The wolves would never let humans live in peace.
Rick and the female dragged him the last few feet out of the room and into the corridor. As he stumbled over his own feet, he looked up and there, at the end of the corridor—
The wolf that had taken Matthew, amber-eyed and solemn.
Brendan frowned, but then a flash of blue in the corner of his eye snagged his attention. He turned and that was when the wave of pain seized him, dead center in the chest and his eyes widened and his breath caught in his chest and before he could register what was happening to him, his entire body went lax.
The wolves holding him up crumpled, and he followed, smacking hard into the floor. He felt the cool surface under his cheek and a warm wetness spreading at his groin but he couldn’t control a single muscle in his body. After a second, he realized he wasn’t even breathing, and strangely enough, all he could think about was the fact that he’d just pissed his pants.
His eyes closed of their own accord but he could hear the soft thud of footsteps coming his way.
Panic sent a jolt of adrenaline through him and suddenly he could breathe again. Was this a rescue or a kidnapping? There were definitely wolves out there that wanted him dead, because out in the woods Trey had protected him from—
He cut that thought off as quickly as he could. He couldn’t think about Trey.
He groaned as rough hands hauled him up and then he felt a disorienting rush as gravity brought his blood into his head and he was being thrown over someone’s shoulder.
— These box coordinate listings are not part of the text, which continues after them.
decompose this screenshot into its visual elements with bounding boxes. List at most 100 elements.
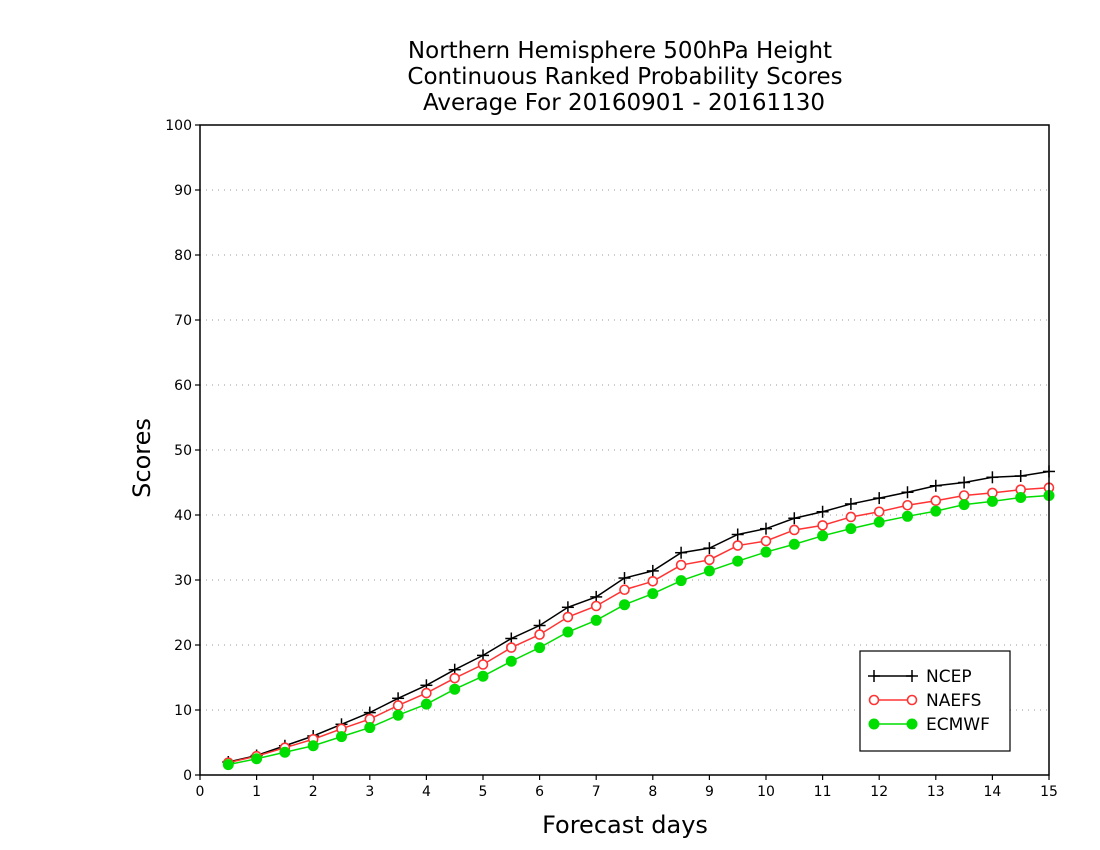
legend-entry-ecmwf: ECMWF <box>868 715 990 735</box>
data-point-naefs <box>958 490 970 501</box>
data-point-naefs <box>704 554 715 566</box>
data-point-ecmwf <box>732 555 744 567</box>
chart-title-line-3: Average For 20160901 - 20161130 <box>423 90 825 116</box>
data-point-naefs <box>647 575 659 587</box>
legend-label-naefs: NAEFS <box>926 691 981 711</box>
data-point-ncep <box>986 471 999 484</box>
data-point-ecmwf <box>251 753 263 765</box>
data-point-ecmwf <box>534 642 546 654</box>
y-tick-label: 70 <box>174 313 192 329</box>
y-tick-label: 60 <box>174 378 192 394</box>
data-point-ncep <box>873 492 886 505</box>
data-point-ecmwf <box>562 626 574 638</box>
data-point-ncep <box>731 528 744 541</box>
x-tick-label: 7 <box>592 784 601 800</box>
data-point-ncep <box>1014 470 1027 482</box>
x-tick-label: 4 <box>422 784 431 800</box>
data-point-ecmwf <box>703 565 715 577</box>
chart-title-line-2: Continuous Ranked Probability Scores <box>407 64 842 90</box>
data-point-ecmwf <box>958 499 970 511</box>
x-tick-label: 5 <box>479 784 488 800</box>
series-lines <box>222 465 1055 771</box>
data-point-ncep <box>675 546 688 559</box>
series-line-ncep <box>228 470 1050 763</box>
y-tick-label: 40 <box>174 508 192 524</box>
x-tick-label: 8 <box>648 784 657 800</box>
data-point-naefs <box>675 559 687 571</box>
data-point-ecmwf <box>307 740 319 752</box>
legend-marker-ncep <box>868 670 880 682</box>
legend-label-ecmwf: ECMWF <box>926 715 990 735</box>
data-point-ecmwf <box>788 538 800 550</box>
data-point-ecmwf <box>505 655 517 667</box>
legend-marker-ecmwf <box>906 718 918 730</box>
data-point-naefs <box>788 524 800 536</box>
data-point-ecmwf <box>845 523 857 535</box>
legend: NCEP NAEFS ECMWF <box>859 650 1011 752</box>
series-naefs <box>223 482 1055 768</box>
data-point-naefs <box>562 611 574 623</box>
x-tick-label: 3 <box>365 784 374 800</box>
x-tick-label: 15 <box>1040 784 1058 800</box>
data-point-ecmwf <box>647 588 659 600</box>
legend-box <box>859 650 1011 752</box>
data-point-naefs <box>392 700 404 711</box>
data-point-naefs <box>534 629 545 640</box>
data-point-ecmwf <box>930 505 942 517</box>
data-point-ecmwf <box>449 683 461 695</box>
x-tick-label: 6 <box>535 784 544 800</box>
data-point-ecmwf <box>817 530 829 542</box>
data-point-ecmwf <box>619 599 630 611</box>
data-point-ncep <box>760 522 772 535</box>
data-point-naefs <box>845 511 857 523</box>
y-tick-label: 100 <box>165 118 192 134</box>
y-tick-label: 30 <box>174 573 192 589</box>
data-point-ncep <box>646 564 659 577</box>
series-ecmwf <box>222 490 1055 771</box>
x-tick-label: 10 <box>757 784 775 800</box>
x-axis-label: Forecast days <box>542 811 708 839</box>
data-point-ecmwf <box>760 546 772 558</box>
data-point-ncep <box>901 486 914 499</box>
data-point-ecmwf <box>1015 491 1027 503</box>
legend-entry-ncep: NCEP <box>868 667 972 687</box>
legend-entry-naefs: NAEFS <box>868 691 981 711</box>
x-tick-label: 11 <box>814 784 832 800</box>
data-point-ecmwf <box>477 670 489 682</box>
data-point-ncep <box>703 542 716 555</box>
data-point-ecmwf <box>222 759 234 771</box>
data-point-ncep <box>844 497 857 510</box>
gridlines <box>200 189 1049 711</box>
y-tick-label: 90 <box>174 183 192 199</box>
legend-marker-ecmwf <box>868 718 880 730</box>
data-point-ncep <box>929 479 942 492</box>
x-axis-ticks: 0 1 2 3 4 5 6 7 8 9 10 11 12 13 14 15 <box>196 775 1058 800</box>
data-point-ecmwf <box>986 495 998 507</box>
data-point-naefs <box>817 520 828 531</box>
x-tick-label: 12 <box>870 784 888 800</box>
legend-marker-naefs <box>906 694 918 706</box>
data-point-ecmwf <box>675 575 687 587</box>
data-point-ecmwf <box>336 731 347 743</box>
x-tick-label: 1 <box>252 784 261 800</box>
legend-label-ncep: NCEP <box>926 667 972 687</box>
data-point-naefs <box>930 495 942 507</box>
data-point-ecmwf <box>279 746 291 758</box>
x-tick-label: 14 <box>983 784 1001 800</box>
y-tick-label: 80 <box>174 248 192 264</box>
x-tick-label: 9 <box>705 784 714 800</box>
data-point-naefs <box>477 659 489 670</box>
y-tick-label: 0 <box>183 768 192 784</box>
data-point-naefs <box>902 499 913 511</box>
data-point-ncep <box>618 572 631 585</box>
data-point-naefs <box>590 600 602 612</box>
data-point-ecmwf <box>590 614 602 626</box>
data-point-ncep <box>816 505 829 518</box>
data-point-ncep <box>561 601 574 614</box>
data-point-ncep <box>958 476 971 489</box>
y-tick-label: 10 <box>174 703 192 719</box>
data-point-ecmwf <box>420 698 432 710</box>
data-point-naefs <box>760 535 772 547</box>
data-point-naefs <box>732 540 744 551</box>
“How long do we have?” someone asked.
What the hell? Matthew?
“Long enough.” A wolf’s accent.
“Do you think he’ll figure—”
“Quiet. He’s not unconscious. Only immobilized.”
“Shit. Sorry.”
The wolf carrying him jostled him sideways and Brendan’s empty stomach clenched. He hadn’t had food since—he didn’t know, because he didn’t know when he’d finally fallen asleep on that bed or how long he’d stayed asleep before he’d been woken by the wolves entering the room.